Я его убил. Вздрогнула планета от падения птицы. Я поцеловал петуха в маленькую костяную головку. «Где же тебе, — сказал, — против меня».
Пошел не торопясь по болоту. На опушке еще один пел. Небо уже стало синее. Солнце. Я убил и этого тоже.
В каждом было килограммов по шесть. Патронов у меня осталось восемь десятков. Пару потратил на дело, другие по пустякам. Колбасу я достал из мешка, размахнулся и кинул: пусть волк хоть немножко поймет, с кем имел дело. Гороховый суп размял и оставил на кочке. Глухарки склюют. Самому-то мне одного хотелось — петь.
— Ну что ты, — сказал я всему лесу, — ну что ты тут стоишь?
Шел домой и песни пел, в основном насчет своей жены Гали.

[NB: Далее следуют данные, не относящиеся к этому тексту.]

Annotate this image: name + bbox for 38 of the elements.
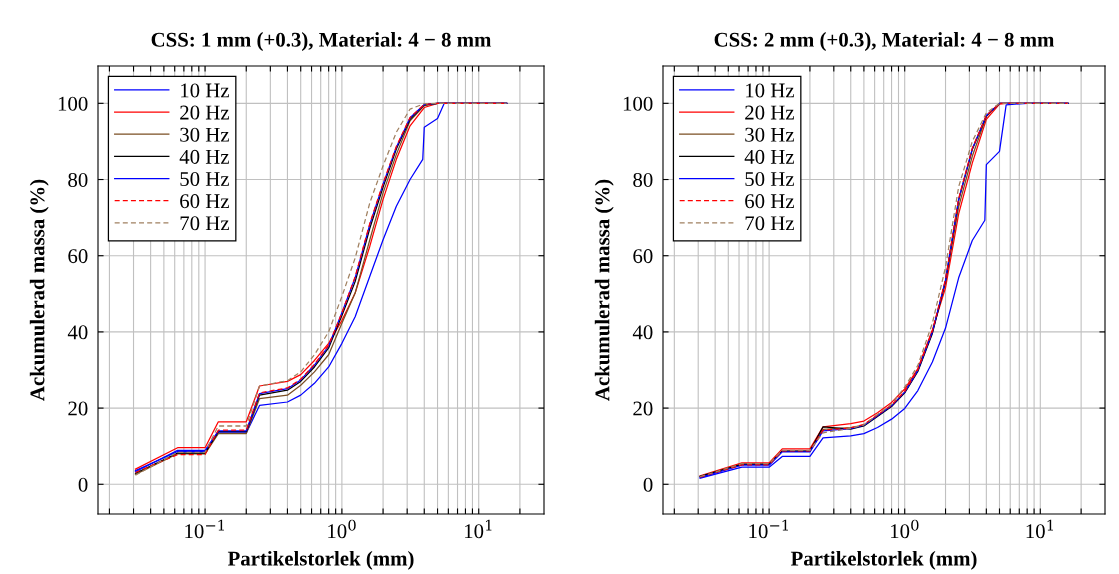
chart-title: CSS: 2 mm (+0.3), Material: 4 − 8 mm — [714, 32, 1055, 51]
x-tick-label: 10$^{0}$ — [328, 519, 356, 539]
y-tick-label: 100 — [58, 96, 88, 111]
y-tick-label: 60 — [68, 249, 88, 264]
legend-label: 50 Hz — [180, 171, 230, 187]
legend-label: 70 Hz — [180, 216, 230, 231]
y-tick-label: 0 — [78, 477, 88, 492]
y-tick-label: 40 — [632, 325, 653, 340]
legend-label: 50 Hz — [745, 171, 795, 187]
legend-label: 40 Hz — [179, 149, 230, 164]
x-axis-title: Partikelstorlek (mm) — [790, 550, 977, 570]
y-tick-label: 0 — [643, 477, 653, 492]
y-tick-label: 80 — [633, 172, 653, 187]
x-tick-label: 10$^{1}$ — [1026, 519, 1054, 539]
x-tick-label: 10$^{0}$ — [891, 519, 919, 539]
legend-label: 10 Hz — [746, 83, 795, 98]
legend-label: 20 Hz — [180, 105, 230, 120]
y-tick-label: 100 — [623, 96, 653, 111]
x-axis-title: Partikelstorlek (mm) — [227, 550, 414, 570]
x-tick-label: 10$^{−1}$ — [185, 519, 224, 539]
legend-label: 40 Hz — [744, 149, 795, 164]
y-tick-label: 40 — [67, 325, 88, 340]
legend-label: 70 Hz — [745, 216, 795, 231]
y-tick-label: 60 — [633, 249, 653, 264]
legend-label: 20 Hz — [745, 105, 795, 120]
chart-title: CSS: 1 mm (+0.3), Material: 4 − 8 mm — [151, 32, 492, 51]
legend-label: 60 Hz — [745, 194, 795, 209]
legend-label: 10 Hz — [181, 83, 230, 98]
y-tick-label: 80 — [68, 172, 88, 187]
legend-label: 60 Hz — [180, 194, 230, 209]
x-tick-label: 10$^{1}$ — [465, 519, 492, 539]
legend-label: 30 Hz — [180, 127, 230, 142]
legend-label: 30 Hz — [745, 127, 795, 142]
y-tick-label: 20 — [633, 401, 653, 416]
y-axis-title: Ackumulerad massa (%) — [29, 179, 49, 401]
y-axis-title: Ackumulerad massa (%) — [594, 179, 614, 401]
x-tick-label: 10$^{−1}$ — [749, 519, 788, 539]
y-tick-label: 20 — [68, 401, 88, 416]
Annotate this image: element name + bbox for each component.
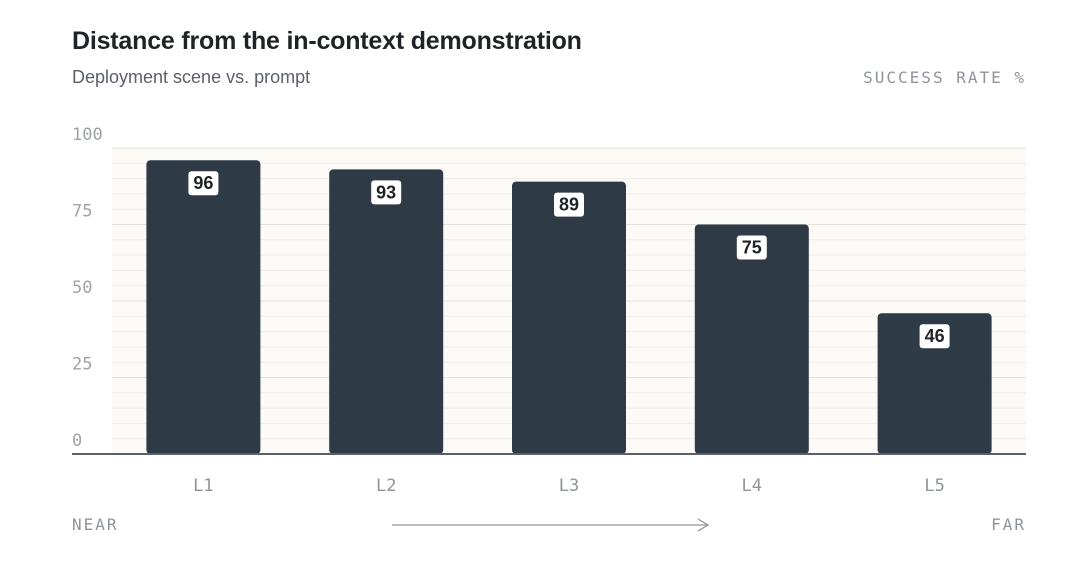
data-label-box <box>371 180 402 205</box>
data-label: 96 <box>193 173 213 193</box>
bar-l4 <box>694 224 809 454</box>
data-label-box <box>919 324 950 349</box>
data-label: 75 <box>742 238 762 258</box>
y-axis-ticks: 0 25 50 75 100 <box>72 125 103 451</box>
arrow-right-icon <box>392 518 710 532</box>
bar-l5 <box>877 313 992 454</box>
x-tick-label: L2 <box>376 476 396 496</box>
data-label-box <box>188 171 219 196</box>
data-label-box <box>554 192 584 217</box>
chart-subtitle: Deployment scene vs. prompt <box>72 67 311 87</box>
data-label: 89 <box>559 195 579 215</box>
y-tick-label: 75 <box>72 202 92 222</box>
x-tick-label: L4 <box>742 476 762 496</box>
bar-l3 <box>512 181 626 454</box>
bar-l1 <box>146 160 261 455</box>
x-tick-label: L5 <box>924 476 944 496</box>
data-label-box <box>736 235 767 260</box>
y-tick-label: 100 <box>72 125 103 145</box>
near-label: NEAR <box>72 515 119 534</box>
y-tick-label: 25 <box>72 355 92 375</box>
data-label: 46 <box>925 326 945 346</box>
y-unit-label: SUCCESS RATE % <box>863 68 1026 87</box>
data-label: 93 <box>376 182 396 202</box>
y-tick-label: 0 <box>72 431 82 451</box>
far-label: FAR <box>991 515 1026 534</box>
bars: 96 93 89 75 46 <box>146 160 992 455</box>
x-tick-label: L1 <box>193 476 213 496</box>
bar-l2 <box>329 169 444 455</box>
chart-title: Distance from the in-context demonstrati… <box>72 27 582 55</box>
x-axis-categories: L1 L2 L3 L4 L5 <box>193 476 945 496</box>
x-tick-label: L3 <box>559 476 579 496</box>
y-tick-label: 50 <box>72 278 92 298</box>
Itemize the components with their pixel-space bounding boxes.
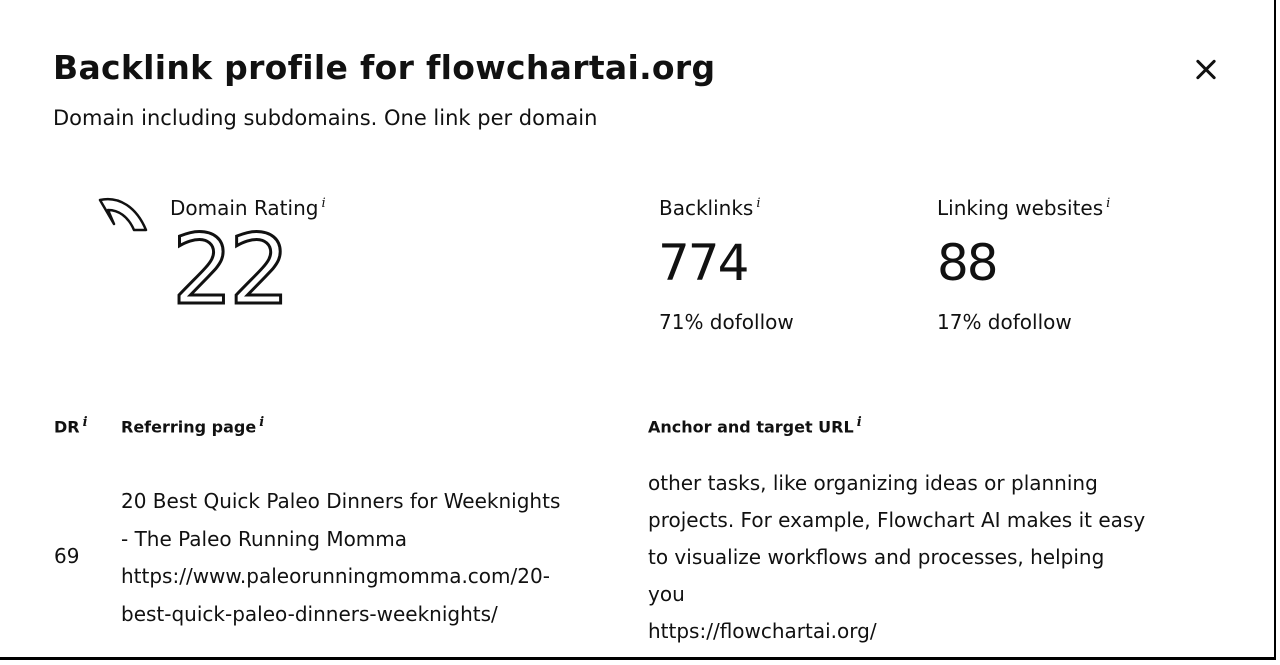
info-icon[interactable]: i — [321, 196, 326, 212]
anchor-text-line: to visualize workflows and processes, he… — [648, 545, 1105, 569]
column-header-referring-page[interactable]: Referring page i — [121, 415, 265, 437]
gauge-icon — [98, 197, 148, 232]
column-header-anchor[interactable]: Anchor and target URL i — [648, 415, 862, 437]
row-dr-value: 69 — [54, 544, 80, 568]
info-icon[interactable]: i — [756, 196, 761, 212]
referring-page-title-line[interactable]: 20 Best Quick Paleo Dinners for Weeknigh… — [121, 489, 561, 513]
info-icon[interactable]: i — [1106, 196, 1111, 212]
anchor-text-line: you — [648, 582, 685, 606]
domain-rating-value: 22 — [170, 214, 291, 326]
info-icon[interactable]: i — [259, 415, 265, 430]
referring-page-url-line[interactable]: best-quick-paleo-dinners-weeknights/ — [121, 601, 498, 626]
anchor-text-line: projects. For example, Flowchart AI make… — [648, 508, 1146, 532]
anchor-text-line: other tasks, like organizing ideas or pl… — [648, 471, 1098, 495]
target-url-link[interactable]: https://flowchartai.org/ — [648, 619, 877, 643]
referring-page-cell: 20 Best Quick Paleo Dinners for Weeknigh… — [121, 483, 631, 633]
backlinks-dofollow: 71% dofollow — [659, 310, 794, 334]
anchor-cell: other tasks, like organizing ideas or pl… — [648, 465, 1238, 650]
linking-websites-value: 88 — [937, 234, 999, 292]
linking-websites-label: Linking websites i — [937, 196, 1111, 220]
backlinks-value: 774 — [658, 234, 749, 292]
domain-rating-label: Domain Rating i — [170, 196, 326, 220]
modal-title: Backlink profile for flowchartai.org — [53, 48, 716, 87]
info-icon[interactable]: i — [856, 415, 862, 430]
referring-page-url-line[interactable]: https://www.paleorunningmomma.com/20- — [121, 564, 550, 588]
info-icon[interactable]: i — [82, 415, 88, 430]
close-icon[interactable] — [1190, 54, 1222, 86]
linking-websites-dofollow: 17% dofollow — [937, 310, 1072, 334]
referring-page-title-line[interactable]: - The Paleo Running Momma — [121, 526, 408, 551]
backlinks-label: Backlinks i — [659, 196, 761, 220]
modal-subtitle: Domain including subdomains. One link pe… — [53, 106, 598, 130]
column-header-dr[interactable]: DR i — [54, 415, 88, 437]
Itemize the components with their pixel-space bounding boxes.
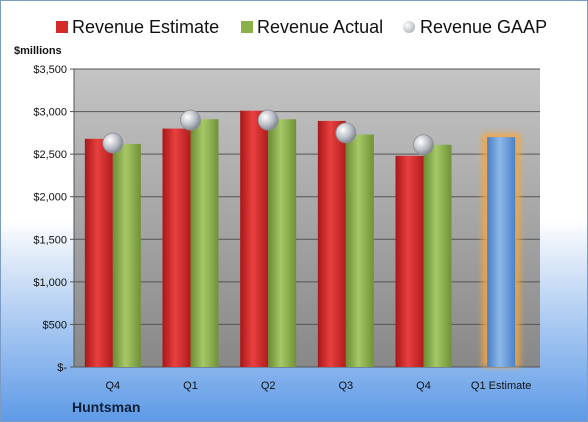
y-tick-label: $2,500	[33, 149, 67, 161]
x-tick-label: Q1	[183, 380, 198, 392]
marker-revenue-gaap	[413, 134, 434, 156]
y-tick-label: $3,500	[33, 64, 67, 76]
bar-revenue-estimate	[240, 110, 269, 367]
legend-actual-swatch	[241, 21, 253, 33]
y-tick-label: $500	[43, 319, 67, 331]
plot-background	[74, 69, 540, 367]
marker-revenue-gaap	[335, 122, 357, 144]
bar-revenue-actual	[112, 143, 141, 367]
bar-revenue-estimate	[162, 128, 191, 367]
x-tick-label: Q4	[105, 380, 120, 392]
bar-revenue-actual	[190, 119, 219, 367]
x-tick-label: Q4	[416, 380, 431, 392]
bar-revenue-estimate	[317, 120, 346, 368]
bar-revenue-estimate	[84, 138, 113, 367]
y-tick-label: $1,000	[33, 277, 67, 289]
x-tick-label: Q3	[338, 380, 353, 392]
y-axis-units-label: $millions	[14, 45, 62, 57]
bar-revenue-actual	[345, 134, 374, 367]
y-tick-label: $3,000	[33, 107, 67, 119]
company-label: Huntsman	[72, 399, 141, 415]
x-tick-label: Q1 Estimate	[471, 380, 532, 392]
marker-revenue-gaap	[257, 109, 279, 131]
legend-estimate-swatch	[56, 21, 68, 33]
legend-gaap-swatch	[403, 21, 415, 33]
legend-estimate-label: Revenue Estimate	[72, 17, 220, 37]
x-tick-label: Q2	[261, 380, 276, 392]
bar-revenue-estimate	[395, 155, 424, 367]
y-tick-label: $-	[57, 362, 67, 374]
bar-revenue-estimate	[487, 137, 516, 367]
y-tick-label: $2,000	[33, 192, 67, 204]
legend-gaap-label: Revenue GAAP	[420, 17, 548, 37]
marker-revenue-gaap	[102, 132, 124, 154]
legend-actual-label: Revenue Actual	[257, 17, 384, 37]
marker-revenue-gaap	[180, 109, 201, 131]
bar-revenue-actual	[423, 144, 452, 367]
bar-revenue-actual	[268, 119, 297, 367]
y-tick-label: $1,500	[33, 234, 67, 246]
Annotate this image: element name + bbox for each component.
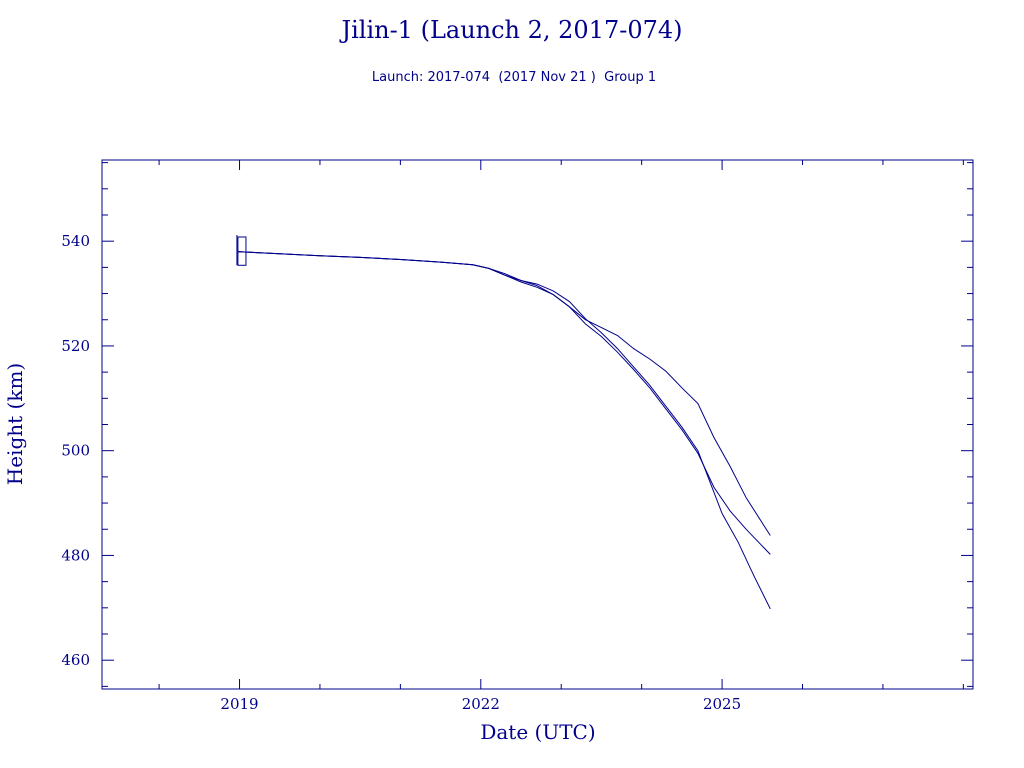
- x-tick-label: 2022: [462, 695, 500, 713]
- chart-subtitle: Launch: 2017-074 (2017 Nov 21 ) Group 1: [372, 70, 656, 85]
- chart-title: Jilin-1 (Launch 2, 2017-074): [338, 16, 682, 44]
- x-axis-title: Date (UTC): [480, 720, 595, 744]
- axis-ticks: [102, 160, 973, 689]
- x-tick-label: 2019: [220, 695, 258, 713]
- launch-marker-box: [237, 236, 247, 266]
- axis-tick-labels: 2019 2022 2025 460 480 500 520 540: [61, 232, 741, 713]
- y-tick-label: 520: [61, 337, 90, 355]
- plot-frame: [101, 159, 974, 690]
- y-tick-label: 480: [61, 546, 90, 564]
- series-line-1: [237, 251, 771, 610]
- y-tick-label: 540: [61, 232, 90, 250]
- series-line-2: [237, 251, 771, 555]
- series-lines: [237, 251, 771, 610]
- launch-marker-group: [236, 234, 247, 266]
- x-tick-label: 2025: [703, 695, 741, 713]
- series-line-3: [237, 251, 771, 536]
- y-tick-label: 460: [61, 651, 90, 669]
- y-tick-label: 500: [61, 442, 90, 460]
- y-axis-title: Height (km): [3, 363, 27, 485]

Задыхался от пения, от своего могущества. «Эх! — кричал я. — Эге-ге-ей! Эй вы-ы-ы! Как-нибудь проживе-е-ем! Э-э-э-э!»
Председателю я сказал:
— Сходи там, от лепяги шагов сто пятьдесят, логово волчье.
— Ну? — сказал председатель. — Сто пятьдесят, говоришь?
— Может, сто семьдесят.
За спиной висели у меня два глухаря клювами вместе, хвостищами врозь.
— Нужно сходить, — сказал председатель. — А ты что, волчицу видел? А то, может, шатун?
— Волчицу.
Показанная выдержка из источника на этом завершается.